The other security ETL programs are:
SIL_Application_User_D
SIL_Study_Access_Sec
SIL_Study_Site_Access_Sec
You may need to modify the data access ETL programs for the following reasons:
User Name Conversion Modification You may need to edit the SDE programs to adapt the user name conversion to your input Oracle Clinical or Siebel Clinical user names and your output OCDA user names. Be careful; if the following conditions are not met, names will not match up and access control will fail.
The conversion performed in the all the SDE programs must be identical
The resultant user name must be the same as the user name used for OCDA purposes. SDE ETL programs that execute the ETL to populate the data access tables have a parameter for entering the email portion of the standard user name format.
Interpretation Logic Modification You may prefer to interpret the Oracle Clinical or Siebel Clinical privileges differently in OCDA.

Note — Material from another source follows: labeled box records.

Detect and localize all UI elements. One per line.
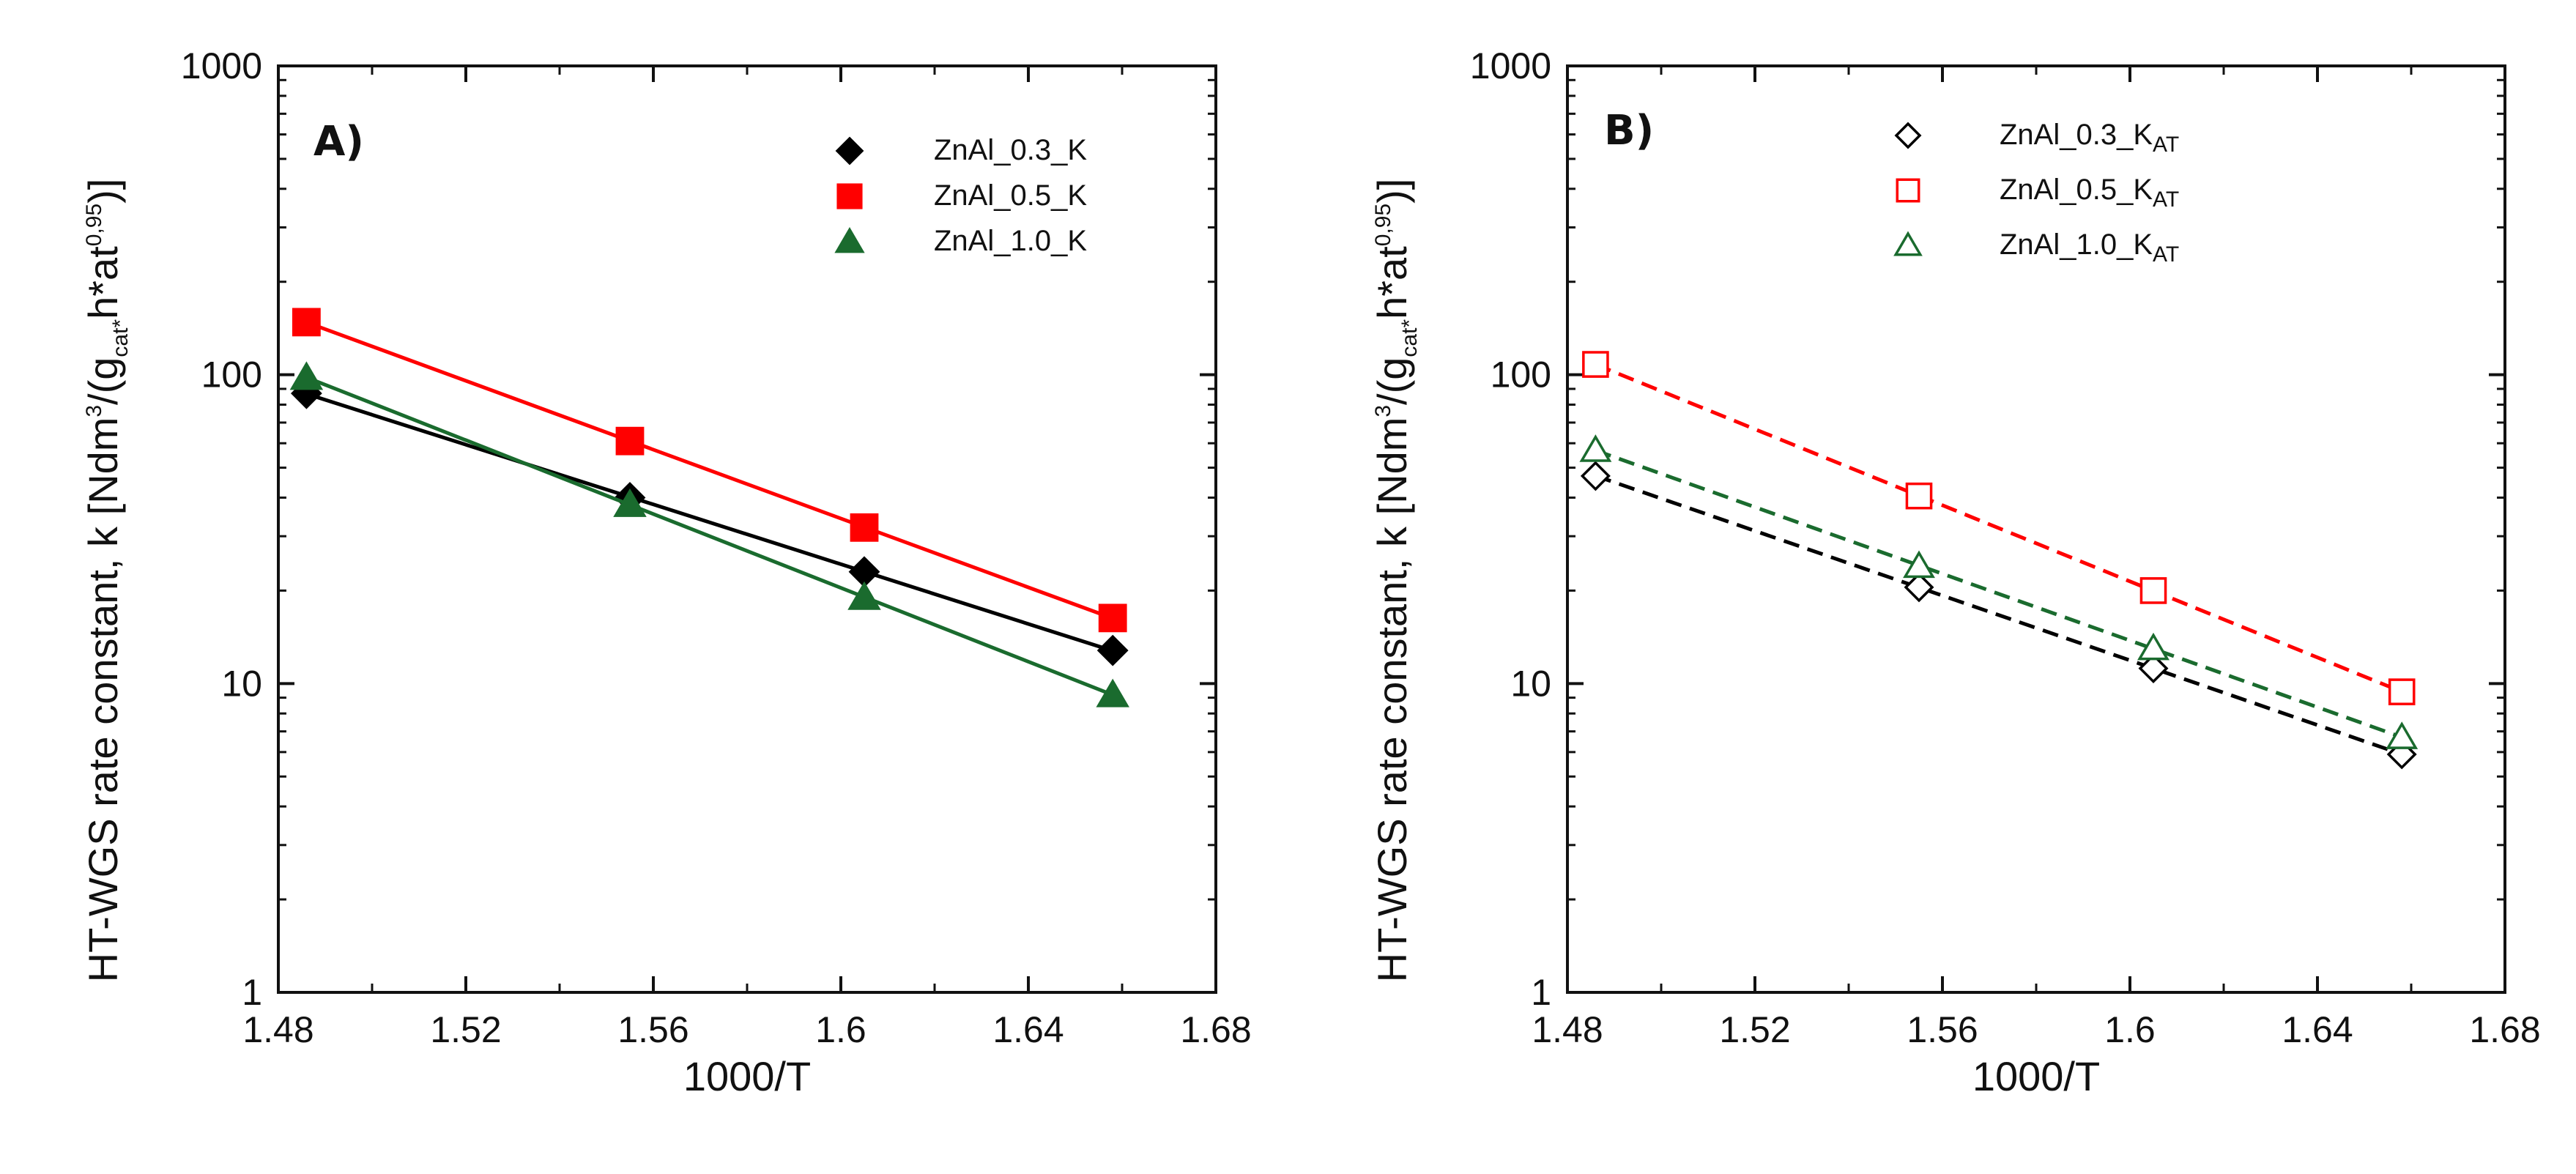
legend-marker: [1893, 231, 1923, 256]
y-tick-label: 1000: [1470, 45, 1551, 86]
legend-entry: ZnAl_0.5_KAT: [1896, 174, 2179, 212]
x-axis-title: 1000/T: [683, 1053, 811, 1099]
legend-label: ZnAl_0.5_K: [934, 179, 1087, 212]
data-point: [2139, 577, 2167, 604]
series-znal-0-3-k: [1580, 461, 2417, 770]
legend-entry: ZnAl_0.3_K: [835, 134, 1087, 166]
data-point: [847, 581, 881, 610]
data-point: [2386, 721, 2419, 749]
y-tick-label: 10: [221, 663, 262, 704]
x-tick-label: 1.64: [2282, 1009, 2353, 1050]
x-tick-label: 1.52: [430, 1009, 501, 1050]
legend-label: ZnAl_1.0_KAT: [2000, 229, 2179, 267]
x-tick-label: 1.48: [242, 1009, 313, 1050]
y-tick-label: 10: [1510, 663, 1551, 704]
data-point: [1579, 434, 1612, 462]
data-point: [2138, 653, 2169, 684]
series-znal-1-0-k: [289, 361, 1129, 707]
fit-line: [1595, 363, 2403, 694]
y-tick-label: 100: [1491, 354, 1551, 395]
y-axis-title: HT-WGS rate constant, k [Ndm3/(gcat*h*at…: [1369, 179, 1422, 983]
series-znal-1-0-k: [1579, 434, 2419, 749]
legend-marker: [1896, 178, 1920, 203]
x-tick-label: 1.52: [1719, 1009, 1790, 1050]
legend-marker: [1894, 122, 1922, 149]
legend-marker: [836, 183, 863, 209]
panel-label: B): [1604, 107, 1654, 155]
x-tick-label: 1.56: [1907, 1009, 1978, 1050]
legend-label: ZnAl_0.3_KAT: [2000, 119, 2179, 157]
y-axis-title: HT-WGS rate constant, k [Ndm3/(gcat*h*at…: [80, 179, 133, 983]
y-tick-label: 1: [1531, 972, 1551, 1013]
data-point: [2388, 678, 2416, 705]
legend-entry: ZnAl_1.0_K: [834, 225, 1087, 257]
y-tick-label: 1: [242, 972, 262, 1013]
x-tick-label: 1.68: [2469, 1009, 2540, 1050]
data-point: [1096, 634, 1129, 666]
data-point: [1098, 603, 1127, 633]
data-point: [292, 308, 321, 337]
svg-text:HT-WGS rate constant, k [Ndm3/: HT-WGS rate constant, k [Ndm3/(gcat*h*at…: [80, 179, 133, 983]
data-point: [613, 488, 647, 517]
y-tick-label: 100: [201, 354, 262, 395]
data-point: [1903, 550, 1935, 579]
data-point: [1580, 461, 1611, 491]
data-point: [850, 513, 879, 542]
legend-label: ZnAl_0.3_K: [934, 134, 1087, 166]
legend-label: ZnAl_0.5_KAT: [2000, 174, 2179, 212]
fit-line: [1595, 474, 2403, 757]
legend-entry: ZnAl_0.5_K: [836, 179, 1087, 212]
fit-line: [305, 320, 1114, 620]
series-znal-0-5-k: [292, 308, 1127, 633]
series-znal-0-5-k: [1582, 351, 2416, 705]
x-tick-label: 1.68: [1180, 1009, 1251, 1050]
panel-b: 1.48 1.52 1.56 1.6 1.64 1.68 1 10 100 1000 1000/T H…: [1369, 45, 2541, 1099]
x-axis-title: 1000/T: [1972, 1053, 2100, 1099]
x-tick-label: 1.48: [1532, 1009, 1603, 1050]
panel-label: A): [313, 118, 364, 166]
legend-marker: [834, 227, 865, 253]
data-point: [1096, 678, 1129, 707]
legend-marker: [835, 136, 864, 166]
fit-line: [305, 375, 1114, 697]
panel-a: 1.48 1.52 1.56 1.6 1.64 1.68 1 10 100 1000 1000/T H…: [80, 45, 1252, 1099]
fit-line: [1595, 448, 2403, 739]
legend-label: ZnAl_1.0_K: [934, 225, 1087, 257]
data-point: [2137, 632, 2169, 661]
data-point: [615, 426, 645, 456]
svg-text:HT-WGS rate constant, k [Ndm3/: HT-WGS rate constant, k [Ndm3/(gcat*h*at…: [1369, 179, 1422, 983]
data-point: [1905, 482, 1933, 510]
data-point: [1582, 351, 1609, 378]
data-point: [289, 361, 324, 390]
legend-entry: ZnAl_1.0_KAT: [1893, 229, 2179, 267]
legend-entry: ZnAl_0.3_KAT: [1894, 119, 2179, 157]
x-tick-label: 1.6: [2104, 1009, 2156, 1050]
fit-line: [305, 392, 1113, 653]
x-tick-label: 1.6: [815, 1009, 866, 1050]
x-tick-label: 1.64: [992, 1009, 1064, 1050]
y-tick-label: 1000: [181, 45, 262, 86]
data-point: [1904, 572, 1934, 603]
x-tick-label: 1.56: [617, 1009, 688, 1050]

Source Modification You may want to import data access information from another source.
For instructions on modifying ETL programs, refer to Customizing an ETL Execution Plan.
You should run your versions of these programs:
when you first set up OCDA
when new users need access
when new studies are added
when new sites are added to studies
when the systemwide access variable settings are modified
You must run the programs in the order in which they are listed in Importing Study and Study Site Data Access Privileges. For more information, refer to Scheduling an ETL Execution Plan.
In Study 012345, users U2 and U3 have study-site access defined in the OCDA data access table W_STUDY_ACCESS_STUDY_SITE_SEC as follows (note that user U1 is not in the table at all):
APPLICATION_USER_WID | STUDY_WID | STUDY_SITE_WID |
---|---|---|
U2 | A | A1 |
U2 | A | A2 |
U3 | B | B1 |
U3 | B | B2 |
The distribution of discrepancies by study site, as stored in the discrepancies aggregate table in the warehouse, is:
Study | Study Site | Number Of Discrepancies |
---|---|---|
A | A1 | 20 |
A | A2 | 15 |
B | B1 | 30 |
B | B2 | 10 |
B | B3 | 20 |
A query on this data has been created and saved as a report:
Users U1, U2, and U3 can run the report. When user U1 runs the report, nothing can be seen. U1 has no access to any study site data.
When user U2 runs the report, U2 sees the following:
Study | Number of Discrepancies |
---|---|
A | 35 |
And U2 drills down within Study A, the following can be seen:
Study | Site | Number of Discrepancies |
---|---|---|
A | A1 | 20 |
A | A2 | 15 |
Total | 35 |
When user U3 runs the report, U3 sees the following:
Study | Number of Discrepancies |
---|---|
B | 40 |
That is, U3 sees the sum of the values for the sites U3 is entitled to see, not the sum for the study. For user U3, it is as if site B3 does not exist. Drilling down shows the same effect:
Study | Site | Number of Discrepancies |
---|---|---|
B | B1 | 30 |
B | B2 | 10 |
Total | 40 |
Note:
A given document can pertain to study-site, a region, or a study. Ideally, there would be separate security controls for each level. However, in OCDA Release 2.0.0.3, we are applying the same security to all documents. As every region and study-site belongs to a study, we control documents at the study level.